Çocuklara, yaşlılara ve kadınlara…

Eli silah tutamayan, elden, ayaktan düşmüş garip-gurabaya karşı…

Evet, onlar bu tip insanlara karşı gerçekten de çok yiğittirler! Bu manada tam bir esed’dirler.

Bu nedenle ona insan mı diyeceğiz, yoksa hayvan mı belli değildir.

Sizce ne demeli?

Şekil ve suretine bakarak insan mı demeli; yaptıklarına bakarak hayvan mı…? Hangisi?

Sizi bilmem ama bana göre o, ismi ile müsemmadır; yani tam bir hayvandır. Neden mi? Çünkü o esed’dir. Esed ise hayvandır.

Biraz daha ileriye gideyim mi?

O hayvandan bile daha kötü bir mahluktur. Zira hayvanlar arasında hem cinsinlerini, yani kendi cinsinden olanları yok etmek için çabalayan bir tane bile varlık yoktur. Hayvanlar ne kadar vahşileşirlerse vahşileşsinler istisnaî bazı hallerin dışında asla hemcinslerine saldırmazlar. Çakallar, Afrika köpekleri ve benzeri nice yırtıcı hayvan bile tüm vahşiliklerine rağmen asla kendisi gibi olan diğer varlıklara saldırmaz. Saldırsa bile onun saldırısı hır-gürden başka bir şey olmaz. Ama gelin, görün ki, bizim bu canavar, maalesef kendi cinsine saldırıyor, onları katlediyor ve yok olmaları için eliden geleni yapıyor. Hem de hunharca, acımaksızın, en ufak bir merhamet duymaksızın…

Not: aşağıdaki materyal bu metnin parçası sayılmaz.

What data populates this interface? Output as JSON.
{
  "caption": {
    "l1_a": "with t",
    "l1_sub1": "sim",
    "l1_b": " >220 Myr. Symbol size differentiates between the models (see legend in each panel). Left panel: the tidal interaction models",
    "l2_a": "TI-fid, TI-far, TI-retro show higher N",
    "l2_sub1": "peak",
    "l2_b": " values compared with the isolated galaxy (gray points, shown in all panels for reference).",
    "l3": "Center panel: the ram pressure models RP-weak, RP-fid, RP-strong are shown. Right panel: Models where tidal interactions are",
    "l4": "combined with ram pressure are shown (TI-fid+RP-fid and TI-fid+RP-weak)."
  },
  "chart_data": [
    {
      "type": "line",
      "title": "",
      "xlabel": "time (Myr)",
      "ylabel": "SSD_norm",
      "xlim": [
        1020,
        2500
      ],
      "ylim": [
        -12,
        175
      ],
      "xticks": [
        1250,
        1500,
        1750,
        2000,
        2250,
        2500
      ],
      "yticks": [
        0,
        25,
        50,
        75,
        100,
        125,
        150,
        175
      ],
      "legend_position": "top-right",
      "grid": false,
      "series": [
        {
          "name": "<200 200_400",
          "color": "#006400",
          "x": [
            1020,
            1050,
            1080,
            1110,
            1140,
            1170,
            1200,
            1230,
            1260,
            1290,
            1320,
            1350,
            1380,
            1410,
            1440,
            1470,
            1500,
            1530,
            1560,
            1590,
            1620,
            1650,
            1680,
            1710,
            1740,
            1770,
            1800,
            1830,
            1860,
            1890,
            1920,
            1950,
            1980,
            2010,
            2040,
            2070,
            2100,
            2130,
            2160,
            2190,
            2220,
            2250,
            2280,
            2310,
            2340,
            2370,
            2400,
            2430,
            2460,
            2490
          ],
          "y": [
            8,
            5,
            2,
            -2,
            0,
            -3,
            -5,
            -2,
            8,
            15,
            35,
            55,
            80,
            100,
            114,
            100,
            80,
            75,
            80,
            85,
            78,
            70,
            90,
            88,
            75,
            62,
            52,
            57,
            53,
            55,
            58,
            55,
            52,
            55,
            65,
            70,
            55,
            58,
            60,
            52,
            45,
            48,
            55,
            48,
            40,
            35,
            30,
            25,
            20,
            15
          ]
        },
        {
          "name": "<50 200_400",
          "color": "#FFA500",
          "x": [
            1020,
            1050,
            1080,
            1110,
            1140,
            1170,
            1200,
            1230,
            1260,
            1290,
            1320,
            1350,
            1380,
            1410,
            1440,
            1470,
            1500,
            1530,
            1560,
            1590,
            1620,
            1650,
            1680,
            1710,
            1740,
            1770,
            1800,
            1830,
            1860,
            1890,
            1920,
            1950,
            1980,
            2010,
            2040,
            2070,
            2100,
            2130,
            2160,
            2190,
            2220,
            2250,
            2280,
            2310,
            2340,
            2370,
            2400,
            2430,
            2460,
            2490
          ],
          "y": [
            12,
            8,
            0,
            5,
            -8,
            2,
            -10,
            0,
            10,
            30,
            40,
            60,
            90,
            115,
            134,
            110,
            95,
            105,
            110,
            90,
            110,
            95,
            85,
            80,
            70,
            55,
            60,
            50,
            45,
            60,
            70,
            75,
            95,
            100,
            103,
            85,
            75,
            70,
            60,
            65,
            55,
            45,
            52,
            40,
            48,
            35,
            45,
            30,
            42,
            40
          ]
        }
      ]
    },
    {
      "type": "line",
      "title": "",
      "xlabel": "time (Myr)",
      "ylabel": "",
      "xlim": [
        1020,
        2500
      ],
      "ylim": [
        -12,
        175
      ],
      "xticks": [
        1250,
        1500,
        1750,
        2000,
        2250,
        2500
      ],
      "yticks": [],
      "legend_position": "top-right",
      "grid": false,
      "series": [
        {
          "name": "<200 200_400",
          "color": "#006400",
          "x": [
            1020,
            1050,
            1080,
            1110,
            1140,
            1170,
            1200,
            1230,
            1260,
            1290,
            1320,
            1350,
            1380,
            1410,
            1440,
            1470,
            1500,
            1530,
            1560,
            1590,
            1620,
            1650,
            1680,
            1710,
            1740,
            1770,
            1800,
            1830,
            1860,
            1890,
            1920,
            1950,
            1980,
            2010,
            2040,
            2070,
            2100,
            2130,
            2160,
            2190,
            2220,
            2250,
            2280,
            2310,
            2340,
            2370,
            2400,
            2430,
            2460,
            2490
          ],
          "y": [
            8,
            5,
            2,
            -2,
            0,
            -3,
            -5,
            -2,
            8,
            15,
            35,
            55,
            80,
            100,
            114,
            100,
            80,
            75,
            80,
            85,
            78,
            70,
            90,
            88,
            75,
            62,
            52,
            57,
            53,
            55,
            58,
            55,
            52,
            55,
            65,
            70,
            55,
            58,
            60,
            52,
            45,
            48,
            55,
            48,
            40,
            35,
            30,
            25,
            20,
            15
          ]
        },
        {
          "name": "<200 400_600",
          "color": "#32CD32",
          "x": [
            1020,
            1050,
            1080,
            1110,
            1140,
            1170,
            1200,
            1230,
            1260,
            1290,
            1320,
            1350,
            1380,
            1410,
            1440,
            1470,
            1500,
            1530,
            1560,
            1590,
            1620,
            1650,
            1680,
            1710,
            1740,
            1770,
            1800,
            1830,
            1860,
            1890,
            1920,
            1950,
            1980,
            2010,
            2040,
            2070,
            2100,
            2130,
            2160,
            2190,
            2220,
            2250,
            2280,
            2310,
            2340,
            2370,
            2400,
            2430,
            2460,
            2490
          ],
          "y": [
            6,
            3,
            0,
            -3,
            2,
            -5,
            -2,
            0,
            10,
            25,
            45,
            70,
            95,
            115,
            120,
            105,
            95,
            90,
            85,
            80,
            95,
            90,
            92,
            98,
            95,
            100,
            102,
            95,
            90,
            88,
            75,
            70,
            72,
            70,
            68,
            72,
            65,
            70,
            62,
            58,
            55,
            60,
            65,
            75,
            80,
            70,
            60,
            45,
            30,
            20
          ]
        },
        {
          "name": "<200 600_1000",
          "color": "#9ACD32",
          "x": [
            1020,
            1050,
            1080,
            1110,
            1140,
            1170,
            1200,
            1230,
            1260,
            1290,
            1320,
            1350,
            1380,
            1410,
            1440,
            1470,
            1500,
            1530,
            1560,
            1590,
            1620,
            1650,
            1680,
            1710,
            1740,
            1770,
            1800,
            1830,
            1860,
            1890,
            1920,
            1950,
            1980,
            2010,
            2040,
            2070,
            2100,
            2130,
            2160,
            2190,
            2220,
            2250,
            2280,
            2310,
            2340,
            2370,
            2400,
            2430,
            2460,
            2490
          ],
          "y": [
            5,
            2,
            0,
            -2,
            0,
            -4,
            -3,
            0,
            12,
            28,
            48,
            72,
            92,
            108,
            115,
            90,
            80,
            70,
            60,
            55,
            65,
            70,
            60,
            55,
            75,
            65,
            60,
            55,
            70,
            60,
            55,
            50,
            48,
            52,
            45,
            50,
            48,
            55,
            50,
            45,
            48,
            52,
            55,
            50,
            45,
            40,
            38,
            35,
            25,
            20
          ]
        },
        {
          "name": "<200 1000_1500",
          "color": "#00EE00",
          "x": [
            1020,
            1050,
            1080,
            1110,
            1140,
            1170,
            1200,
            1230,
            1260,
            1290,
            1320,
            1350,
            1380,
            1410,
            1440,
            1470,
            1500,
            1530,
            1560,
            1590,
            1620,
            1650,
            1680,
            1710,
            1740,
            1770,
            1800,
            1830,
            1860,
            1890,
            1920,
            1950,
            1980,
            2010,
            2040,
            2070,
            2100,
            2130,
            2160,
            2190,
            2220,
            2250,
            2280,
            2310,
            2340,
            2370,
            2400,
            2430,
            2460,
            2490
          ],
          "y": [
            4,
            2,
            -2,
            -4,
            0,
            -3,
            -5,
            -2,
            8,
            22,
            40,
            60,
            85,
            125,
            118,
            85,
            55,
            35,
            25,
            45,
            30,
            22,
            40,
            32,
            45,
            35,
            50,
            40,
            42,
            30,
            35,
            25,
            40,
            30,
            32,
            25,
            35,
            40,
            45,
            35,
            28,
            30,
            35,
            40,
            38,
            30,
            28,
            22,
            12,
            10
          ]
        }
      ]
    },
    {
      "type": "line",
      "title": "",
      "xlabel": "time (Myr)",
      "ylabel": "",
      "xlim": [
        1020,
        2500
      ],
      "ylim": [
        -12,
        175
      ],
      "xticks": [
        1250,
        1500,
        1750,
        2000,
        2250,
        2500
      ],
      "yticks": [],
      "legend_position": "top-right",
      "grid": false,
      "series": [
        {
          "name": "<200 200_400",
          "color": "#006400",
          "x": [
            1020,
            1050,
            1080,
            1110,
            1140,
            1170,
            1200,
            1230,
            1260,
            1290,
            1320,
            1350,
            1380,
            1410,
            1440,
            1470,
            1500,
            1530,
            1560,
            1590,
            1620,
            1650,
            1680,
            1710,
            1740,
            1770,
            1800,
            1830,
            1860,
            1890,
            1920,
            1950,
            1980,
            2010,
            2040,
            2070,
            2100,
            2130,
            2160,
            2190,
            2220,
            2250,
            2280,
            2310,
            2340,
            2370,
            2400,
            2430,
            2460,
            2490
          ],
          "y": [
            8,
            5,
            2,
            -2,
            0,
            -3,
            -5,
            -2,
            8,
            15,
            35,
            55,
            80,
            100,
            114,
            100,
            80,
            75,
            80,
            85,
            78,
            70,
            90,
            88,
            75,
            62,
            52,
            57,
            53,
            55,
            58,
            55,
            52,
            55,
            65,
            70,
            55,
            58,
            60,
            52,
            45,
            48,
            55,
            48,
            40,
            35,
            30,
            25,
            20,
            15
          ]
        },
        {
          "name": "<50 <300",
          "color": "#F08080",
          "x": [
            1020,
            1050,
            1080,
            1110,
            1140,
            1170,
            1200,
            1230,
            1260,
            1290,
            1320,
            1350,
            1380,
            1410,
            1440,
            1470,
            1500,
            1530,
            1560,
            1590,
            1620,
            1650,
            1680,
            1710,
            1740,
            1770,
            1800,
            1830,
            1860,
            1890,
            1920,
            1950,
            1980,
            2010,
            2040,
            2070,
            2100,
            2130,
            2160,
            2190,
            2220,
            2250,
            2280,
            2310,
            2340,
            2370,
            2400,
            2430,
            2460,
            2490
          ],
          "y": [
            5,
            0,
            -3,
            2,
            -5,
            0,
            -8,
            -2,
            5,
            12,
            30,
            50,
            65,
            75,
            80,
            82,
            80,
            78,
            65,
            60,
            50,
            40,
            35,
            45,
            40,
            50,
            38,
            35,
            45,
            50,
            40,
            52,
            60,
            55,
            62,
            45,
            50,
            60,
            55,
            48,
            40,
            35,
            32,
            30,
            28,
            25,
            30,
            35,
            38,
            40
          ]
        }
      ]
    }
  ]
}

Bu açıdan bakıldığında Esed, hayvanların bile yapamadığını yapıyor; onlara rahmet okutacak tarzda davranışlar sergiliyor. Fesadını yaymak, zülüm ve kan akıtmaya dayalı sisteminin bekasını sağlamak adına bir hayvandan, bir canavardan daha saldırgan oluyor. Bir hayvan, ancak karnını doyuracak miktarda karşı tarafa zarar veriken, bizim mezkûr hayvan, binlere doymuyor, onbinleri yok etmek için planlar yapıyor, tıpkı hemcinsi esedlerin yaptığı gibi kükreyerek milyonlara mesaj vermeye çalışıyor.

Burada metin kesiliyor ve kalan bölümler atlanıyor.